Monday, December 30, 2013
Just last month, the Fifth Circuit Court of Appeals held a new round of oral arguments regarding Abigail Fisher’s ongoing claim that the University of Texas at Austin (“UT”) rejected her because she is white. Fisher first sued UT some five years ago after failing to gain admission through either the State of Texas’s Top Ten Percent plan – which automatically admits any high school student who graduates in the top ten percent of his or her class – or through UT’s regular, race-conscious admissions scheme, a “check the box” admissions scheme that, in both theory and practice, is comparable to hundreds of other admissions plans across the country.
This round of oral arguments came on the heels of the U.S. Supreme Court’s borderline unpredictable ruling this past June in Fisher. In a decision that saved diversity advocates from chewing their fingernails to the bone, the Court held that educational diversity remained a worthwhile, compelling state interest. However,the Court also held that the Fifth Circuit had misapplied the particular rule used by the Court to evaluate race-conscious admissions plans – “strict scrutiny” – as introduced by the Court some ten years ago in the case Grutter v. Bollinger.
As a result, the Court threw out the Fifth Circuit’s original decision, and shipped the Fisher case back to Austin, Texas, asking the Fifth Circuit to determine – and they really mean it this time – whether UT’s race-conscious policies are “narrowly tailored” (and necessary) to produce a “critical mass” of minority students. Lastly, and most headline-worthy, the Court’s opinion in Fisher stated that strict scrutiny requires universities to “demonstrate, before turning toracial classifications, that available, workable race-neutral alternatives” – alternatives like the Top Ten Percent plan in Texas – “do not suffice.”
Most commentators and experts examining Fisher have focused mostly on the first part of this decision, the part that unquestionably preserves the legality of race-conscious plans in college admissions. Yet far greater uncertainty has clouded whether – or rather, to what extent – the Court’s fixation on the latter, “narrowly tailored” part of the equation has in fact created completely new rules for affirmative action in higher education.
Those of us most concerned with this possibility have so far confined our suspicions to private phone conversations, tersely supportive emails, and off-the-political-radar panels and events on affirmative action. We carved out space in trade journals, salivated over the possibility of being validated by influential organizations, and came to exhibit uncharacteristically conspiratorial behavior. Terms like “institutional bias” and “government credibility” crept into our lexicon.
But when the Fifth Circuit reheard Fisher on November 13th, our concerns finally went mainstream. Arcade Fire had “The Suburbs.” We had Patrick Higginbotham.
Late in the hearing, amidst a blizzard of criticism from Bert Rein – the attorney for Ms. Fisher – Judge Higginbotham slowed the exchange, and wondered aloud
What is the unfairness of letting [UT] go forward under the [Fisher] standard? We obviously – the district court and this court – were seriously mistaken in not following the dissent in Grutter, by not having anticipated that it would become [the rule]. Going forward, in fairness perhaps, [UT] ought to be allowed to meet the standard [in Fisher]. One can say, ‘Well that’s always the standard.’ Well, of course strict scrutiny was always the standard, but it was strict scrutiny as stated by Justice O’Connor [and] to which Justice Kennedy dissented [in Grutter.]
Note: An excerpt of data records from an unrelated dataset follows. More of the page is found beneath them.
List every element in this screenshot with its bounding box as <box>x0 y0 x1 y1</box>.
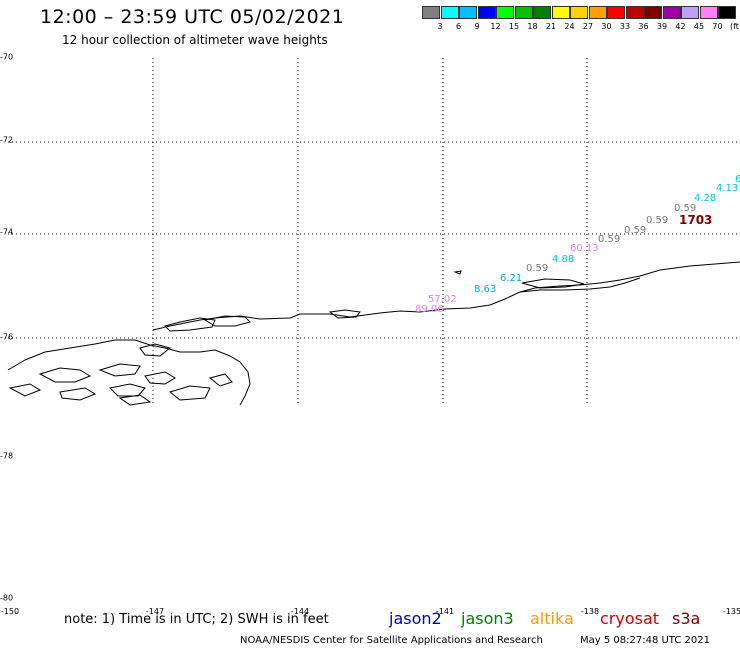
legend-swatch <box>588 6 607 19</box>
lon-label: -138 <box>580 607 600 616</box>
legend-label: 21 <box>545 22 557 31</box>
island-8 <box>144 371 176 385</box>
footer-timestamp: May 5 08:27:48 UTC 2021 <box>580 635 710 646</box>
island-9 <box>59 387 97 401</box>
legend-label: 15 <box>508 22 520 31</box>
wave-height-observation: 89.06 <box>415 304 444 315</box>
coast-lower-edge <box>519 277 641 293</box>
satellite-altika: altika <box>530 609 574 628</box>
legend-label: 12 <box>490 22 501 31</box>
island-3 <box>328 309 361 319</box>
wave-height-observation: 0.59 <box>598 234 621 245</box>
lon-label: -150 <box>0 607 20 616</box>
island-14 <box>208 373 233 387</box>
lat-label: -70 <box>0 52 14 62</box>
legend-swatch <box>718 6 736 19</box>
wave-height-observation: 1703 <box>679 213 713 227</box>
island-4 <box>521 278 585 289</box>
island-5 <box>453 270 462 275</box>
island-10 <box>108 383 146 397</box>
legend-swatch <box>644 6 662 19</box>
wave-height-observation: 0.59 <box>526 263 549 274</box>
wave-height-observation: 57.02 <box>428 294 457 305</box>
satellite-cryosat: cryosat <box>600 609 660 628</box>
legend-swatch <box>459 6 477 19</box>
legend-label: 18 <box>527 22 538 31</box>
map-title: 12:00 – 23:59 UTC 05/02/2021 <box>40 6 345 28</box>
wave-height-observation: 0.59 <box>646 215 669 226</box>
lat-label: -76 <box>0 332 14 342</box>
coast-west <box>7 339 251 406</box>
legend-swatch <box>422 6 440 19</box>
legend-label: 24 <box>564 22 575 31</box>
legend-swatch <box>496 6 514 19</box>
wave-height-observation: 0.59 <box>674 203 697 214</box>
legend-label: 36 <box>638 22 649 31</box>
satellite-s3a: s3a <box>672 609 701 628</box>
legend-swatch <box>570 6 588 19</box>
color-legend <box>422 6 737 19</box>
wave-height-observation: 0.59 <box>624 225 647 236</box>
island-7 <box>98 363 141 377</box>
legend-label: 45 <box>693 22 705 31</box>
legend-label: 39 <box>656 22 668 31</box>
legend-swatch <box>440 6 459 19</box>
island-6 <box>38 367 92 383</box>
legend-swatch <box>607 6 625 19</box>
lon-label: -135 <box>722 607 740 616</box>
lat-label: -74 <box>0 227 14 237</box>
legend-label: 33 <box>619 22 631 31</box>
satellite-jason2: jason2 <box>389 609 442 628</box>
island-11 <box>168 385 211 401</box>
island-15 <box>118 394 152 406</box>
legend-swatch <box>699 6 718 19</box>
coastline <box>7 261 740 406</box>
legend-label: 6 <box>455 22 462 31</box>
lat-label: -72 <box>0 135 14 145</box>
island-1 <box>164 317 216 332</box>
legend-label: 70 <box>712 22 723 31</box>
wave-height-observation: 4.13 <box>716 183 739 194</box>
legend-swatch <box>533 6 551 19</box>
legend-swatch <box>681 6 699 19</box>
island-13 <box>139 343 172 357</box>
legend-swatch <box>625 6 644 19</box>
legend-label: 30 <box>601 22 612 31</box>
footer-credit: NOAA/NESDIS Center for Satellite Applica… <box>240 635 543 646</box>
lon-label: -144 <box>290 607 310 616</box>
legend-swatch <box>551 6 570 19</box>
island-12 <box>8 383 42 397</box>
lat-label: -80 <box>0 593 14 603</box>
legend-swatch <box>514 6 533 19</box>
legend-label: 27 <box>582 22 594 31</box>
legend-label: 42 <box>675 22 686 31</box>
map-subtitle: 12 hour collection of altimeter wave hei… <box>62 33 328 47</box>
wave-height-observation: 8.63 <box>474 284 497 295</box>
legend-swatch <box>477 6 496 19</box>
lon-label: -147 <box>145 607 165 616</box>
wave-height-observation: 6.21 <box>500 273 523 284</box>
satellite-jason3: jason3 <box>461 609 514 628</box>
legend-label: 3 <box>437 22 443 31</box>
units-note: note: 1) Time is in UTC; 2) SWH is in fe… <box>64 612 329 627</box>
legend-label: (ft) <box>729 22 740 31</box>
wave-height-observation: 60.13 <box>570 243 599 254</box>
lon-label: -141 <box>435 607 455 616</box>
legend-label: 9 <box>474 22 480 31</box>
lat-label: -78 <box>0 451 14 461</box>
wave-height-observation: 4.28 <box>694 193 717 204</box>
legend-swatch <box>662 6 681 19</box>
wave-height-observation: 6 <box>735 174 740 185</box>
island-2 <box>203 315 251 327</box>
wave-height-observation: 4.88 <box>552 254 575 265</box>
Now while legal experts know better than to hitch their predictive wagons to the jurisprudential Frankensteins that happen to catch an occasional lightning bolt at oral arguments, Judge Higginbotham’s recap of Fisher is exceptionally telling, if not foreboding. After all, Higginbotham is talking about fairness: the majority opinion in Grutter, written by Justice Sandra Day O’Connor, had provided lower courts with the exclusive blueprint for evaluating affirmative action cases for the last ten years, to such an extent that when Ms. Fisher first sued UT, Grutter wasn’t just the gold standard, it was the standard. But then, through the Fisher decision, Justice Kennedy’s dissenting opinion from Grutter silently grew to “become” the new blueprint. Who knew? And wouldn’t it be unfair to hold the university to this unforeseen set of rules? As Higginbotham pointed out, not even the Fifth Circuit had “anticipat[ed]” this transformation.
Whether the Fisher Court really did change the affirmative action blueprint is likely to serve as the decisive factor for the Fifth Circuit: If the court believes that Fisher changed the rules, it will likely send the caseback to a district court for a trial, wherein UT can present new evidence demonstrating the necessity of its race-conscious admissions plan. But if it determines that Justice O’Connor and Justice Kennedy were in fact singing the same tune all along, from Grutter to Fisher, the court will probably take a swing at the case itself. And as UT’s president related after the rehearing, a ruling against the university would be “a setback to diversity, not just at the University of Texas, but at universities across the country.”
Scott Greytak is an associate with Campinha Bacote LLC in Washington, D.C., where he provides legal analysis, policy recommendations, and commentary on the intersection of civil rights and education policy.